Today is Thanksgiving in the United States, and that means friends and families are coming together to give thanks and express gratitude for what and whom they have in their lives. A day focused on gathering around a shared table to indulge in extravagant food and drink, one could argue Thanksgiving is the purest of all holidays where the pressures of a commerce-driven culture are set aside in favor of breaking bread, telling stories, and celebrating a communal moment of peace and good will—that is, at least until the Black Friday sales begin.
It’s a well-worn stereotype that writers are often a curmudgeonly bunch.
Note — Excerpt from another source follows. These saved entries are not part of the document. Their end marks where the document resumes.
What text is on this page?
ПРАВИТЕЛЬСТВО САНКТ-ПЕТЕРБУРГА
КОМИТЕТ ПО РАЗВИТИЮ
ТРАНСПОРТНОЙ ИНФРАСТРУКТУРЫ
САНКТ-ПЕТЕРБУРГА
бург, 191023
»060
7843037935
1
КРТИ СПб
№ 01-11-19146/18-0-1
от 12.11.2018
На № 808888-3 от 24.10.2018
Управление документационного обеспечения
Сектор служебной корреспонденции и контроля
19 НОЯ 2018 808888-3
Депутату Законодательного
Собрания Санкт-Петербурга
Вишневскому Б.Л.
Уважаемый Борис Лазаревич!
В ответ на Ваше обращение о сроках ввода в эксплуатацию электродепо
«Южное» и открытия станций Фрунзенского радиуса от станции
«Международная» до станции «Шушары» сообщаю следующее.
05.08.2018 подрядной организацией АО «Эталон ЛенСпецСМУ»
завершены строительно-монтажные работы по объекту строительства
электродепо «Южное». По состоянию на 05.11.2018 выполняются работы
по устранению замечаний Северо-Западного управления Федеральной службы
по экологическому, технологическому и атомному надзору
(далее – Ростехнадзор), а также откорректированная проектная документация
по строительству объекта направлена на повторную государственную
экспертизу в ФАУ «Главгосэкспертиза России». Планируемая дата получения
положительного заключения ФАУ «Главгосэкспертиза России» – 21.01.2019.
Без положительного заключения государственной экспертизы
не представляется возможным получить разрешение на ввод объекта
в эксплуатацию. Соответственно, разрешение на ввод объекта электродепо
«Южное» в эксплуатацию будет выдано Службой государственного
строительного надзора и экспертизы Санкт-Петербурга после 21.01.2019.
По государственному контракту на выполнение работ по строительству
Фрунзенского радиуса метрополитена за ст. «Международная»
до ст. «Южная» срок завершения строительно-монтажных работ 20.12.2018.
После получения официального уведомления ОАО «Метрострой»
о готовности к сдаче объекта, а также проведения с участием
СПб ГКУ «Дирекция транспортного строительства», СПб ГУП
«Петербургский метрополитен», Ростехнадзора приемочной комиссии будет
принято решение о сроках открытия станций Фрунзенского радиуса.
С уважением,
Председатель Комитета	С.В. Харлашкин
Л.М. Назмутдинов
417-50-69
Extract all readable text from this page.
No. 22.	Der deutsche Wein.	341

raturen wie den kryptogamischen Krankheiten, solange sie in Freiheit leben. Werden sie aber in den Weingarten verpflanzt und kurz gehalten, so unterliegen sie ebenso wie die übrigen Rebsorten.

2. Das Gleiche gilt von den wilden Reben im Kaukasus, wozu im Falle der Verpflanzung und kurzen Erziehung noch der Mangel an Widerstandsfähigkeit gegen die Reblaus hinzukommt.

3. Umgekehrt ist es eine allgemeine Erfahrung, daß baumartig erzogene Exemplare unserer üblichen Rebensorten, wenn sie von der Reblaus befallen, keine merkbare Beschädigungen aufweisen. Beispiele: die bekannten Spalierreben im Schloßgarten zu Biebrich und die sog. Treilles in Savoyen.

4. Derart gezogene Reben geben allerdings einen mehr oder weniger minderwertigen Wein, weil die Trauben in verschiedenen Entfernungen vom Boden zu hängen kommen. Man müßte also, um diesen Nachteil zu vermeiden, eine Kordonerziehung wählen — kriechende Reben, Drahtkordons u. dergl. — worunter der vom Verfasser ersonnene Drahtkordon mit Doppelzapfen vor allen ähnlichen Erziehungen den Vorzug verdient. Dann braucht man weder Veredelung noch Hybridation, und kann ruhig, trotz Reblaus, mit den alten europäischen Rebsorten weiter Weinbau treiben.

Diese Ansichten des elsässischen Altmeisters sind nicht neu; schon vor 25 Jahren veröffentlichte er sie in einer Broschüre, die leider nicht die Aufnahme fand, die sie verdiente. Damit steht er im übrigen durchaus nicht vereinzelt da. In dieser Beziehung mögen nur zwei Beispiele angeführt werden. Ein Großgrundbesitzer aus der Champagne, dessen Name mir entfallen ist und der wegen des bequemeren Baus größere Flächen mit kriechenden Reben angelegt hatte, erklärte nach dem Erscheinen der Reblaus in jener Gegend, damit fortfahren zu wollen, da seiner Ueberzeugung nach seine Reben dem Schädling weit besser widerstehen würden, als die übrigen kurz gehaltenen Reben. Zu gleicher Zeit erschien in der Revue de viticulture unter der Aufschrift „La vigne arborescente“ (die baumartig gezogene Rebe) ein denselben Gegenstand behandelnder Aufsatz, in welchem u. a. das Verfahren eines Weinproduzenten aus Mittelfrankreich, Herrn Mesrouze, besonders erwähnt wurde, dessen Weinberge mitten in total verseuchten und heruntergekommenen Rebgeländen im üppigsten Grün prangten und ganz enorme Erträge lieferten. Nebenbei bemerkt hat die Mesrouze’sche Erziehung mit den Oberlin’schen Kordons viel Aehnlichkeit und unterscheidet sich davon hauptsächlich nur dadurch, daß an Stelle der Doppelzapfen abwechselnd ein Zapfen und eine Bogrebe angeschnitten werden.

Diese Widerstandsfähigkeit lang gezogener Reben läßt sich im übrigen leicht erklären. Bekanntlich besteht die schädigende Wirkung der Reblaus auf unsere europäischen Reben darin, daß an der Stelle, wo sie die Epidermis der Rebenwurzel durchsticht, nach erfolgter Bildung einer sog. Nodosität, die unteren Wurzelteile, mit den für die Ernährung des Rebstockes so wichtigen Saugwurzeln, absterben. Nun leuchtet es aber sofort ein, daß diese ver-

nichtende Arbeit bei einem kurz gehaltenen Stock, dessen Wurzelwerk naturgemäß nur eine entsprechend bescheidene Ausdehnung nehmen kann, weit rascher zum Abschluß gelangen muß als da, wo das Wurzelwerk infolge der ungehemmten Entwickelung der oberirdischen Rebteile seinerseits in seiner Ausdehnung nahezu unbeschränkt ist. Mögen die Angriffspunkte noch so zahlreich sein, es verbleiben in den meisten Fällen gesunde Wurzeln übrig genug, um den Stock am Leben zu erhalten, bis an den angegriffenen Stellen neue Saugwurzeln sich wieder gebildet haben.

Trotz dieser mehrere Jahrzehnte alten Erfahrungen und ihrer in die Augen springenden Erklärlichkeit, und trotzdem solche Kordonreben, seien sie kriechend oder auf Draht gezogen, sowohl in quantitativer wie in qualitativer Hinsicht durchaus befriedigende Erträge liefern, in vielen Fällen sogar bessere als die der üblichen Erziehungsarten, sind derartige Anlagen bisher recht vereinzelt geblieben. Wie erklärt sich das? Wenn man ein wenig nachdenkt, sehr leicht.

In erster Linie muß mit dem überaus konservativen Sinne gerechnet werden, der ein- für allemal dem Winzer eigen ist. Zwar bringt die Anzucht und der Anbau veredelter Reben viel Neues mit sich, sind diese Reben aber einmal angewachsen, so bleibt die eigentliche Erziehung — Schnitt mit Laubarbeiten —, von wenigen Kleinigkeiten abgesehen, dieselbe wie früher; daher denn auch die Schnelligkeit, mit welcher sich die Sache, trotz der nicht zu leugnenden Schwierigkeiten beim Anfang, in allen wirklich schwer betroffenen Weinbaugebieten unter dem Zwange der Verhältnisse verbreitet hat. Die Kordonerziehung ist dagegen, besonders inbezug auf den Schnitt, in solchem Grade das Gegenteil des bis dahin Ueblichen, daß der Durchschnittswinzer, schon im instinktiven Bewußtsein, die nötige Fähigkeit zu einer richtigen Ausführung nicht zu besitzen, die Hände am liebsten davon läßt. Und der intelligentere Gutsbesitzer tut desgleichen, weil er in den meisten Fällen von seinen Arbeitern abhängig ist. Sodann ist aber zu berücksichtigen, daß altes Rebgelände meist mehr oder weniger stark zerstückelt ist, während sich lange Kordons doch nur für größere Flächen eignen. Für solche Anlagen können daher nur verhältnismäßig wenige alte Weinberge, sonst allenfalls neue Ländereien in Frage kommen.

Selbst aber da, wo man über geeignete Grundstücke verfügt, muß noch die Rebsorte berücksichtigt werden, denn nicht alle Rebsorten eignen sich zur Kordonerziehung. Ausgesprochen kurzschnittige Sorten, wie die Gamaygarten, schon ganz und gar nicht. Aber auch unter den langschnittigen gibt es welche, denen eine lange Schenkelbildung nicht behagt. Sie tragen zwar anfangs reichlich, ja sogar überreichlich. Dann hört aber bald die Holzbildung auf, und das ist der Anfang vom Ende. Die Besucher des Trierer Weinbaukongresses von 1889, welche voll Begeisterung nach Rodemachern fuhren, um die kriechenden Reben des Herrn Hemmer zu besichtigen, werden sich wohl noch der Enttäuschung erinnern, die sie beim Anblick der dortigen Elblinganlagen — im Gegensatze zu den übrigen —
The trope, more often than not, is proven time and again that the most prolific and talented authors are reclusive, anxious, introspective, and less inclined to the reverie many of us feel as the turkey is sliced and the pumpkin pie divvied out.
Yet throughout the American literary landscape—and the literary canon the world over—one does not have to search too hard to find some of the written word’s most famous luminaries waxing philosophically and beautifully about this holiday and its central theme of gratitude. In a profession that often glorifies the smug, dubious, and abstruse, it’s a refreshing change of pace to see the greats of arts and letters ruminate fondly on Thanksgiving and what it means to them.
Today, as you’re relaxing around the dinner table with loved ones, here are just a few quotes to get you thinking about the true nature of Thanksgiving and everything for which you are most thankful.
"Reflect upon your present blessings, of which every man has plenty; not on your past misfortunes, of which all men have some." - Charles Dickens (1812-1870), author of several holiday-themed works, including A Christmas Carol.
"Silent gratitude isn't very much to anyone." - Gertrude Stein (1874-1946), an ex-patriot who moved to France in 1903 and pioneered early 20th Century Modernist literature.
"You cannot do a kindness too soon because you never know how soon it will be too late." - Ralph Waldo Emerson (1803-1892), known for helping to forward the Transcendentalist movement, which placed an emphasis on nature, contemplation, and reflection in order to attain greater peace and wisdom.
"They both seemed to understand that describing it was beyond their powers, the gratitude that spreads through your body when a burden gets lifted, and the sense of homecoming that follows, when you suddenly remember what it feels like to be yourself." - Tom Perrotta, author of the quirky, best-selling novel Election and the post-apocalyptic The Leftovers, which has recently been adapted into a television series for HBO.
“After a good dinner one can forgive anybody, even one's own relations.” – Oscar Wilde (1854-1900), an Irish playwright and author of the chilling 1890 novel The Picture of Dorian Gray
“Thanksgiving dinners take eighteen hours to prepare. They are consumed in twelve minutes. Half-times take twelve minutes. This is not coincidence.” - Erma Bombeck (1927-1996), an American humorist and newspaper columnist known for her comical takes on suburban life from the 1940s through the 1960s.
“Be thankful for what you have; you'll end up having more. If you concentrate on what you don't have, you will never, ever have enough.” - Oprah Winfrey, whose writings have appeared in a number of nationwide publications and whose book club, Oprah’s Book Club, has vaulted a number of writers to international prominence.
"Thanksgiving is a typically American holiday...The lavish meal is a symbol of the fact that abundant consumption is the result and reward of production."- Ayn Rand (1905-1982), author of many political and philosophical novels, most notably Atlas Shrugged.
“Let us be grateful to people who make us happy; they are the charming gardeners who make our souls blossom.” – Marcel Proust (1871-1922), whose novel In Search of Lost Time is widely considered one of the most difficult and rewarding books of all time.
"Gratitude is a quality similar to electricity: it must be produced and discharged and used up in order to exist at all." – William Faulkner (1897-1962), who is the most famous chronicler of the southern United States post Civil War. Faulkner is highly regarded for his dark humor and the bleak, desperate characters that populate his fictional Mississippi setting, Yoknapatawpha County.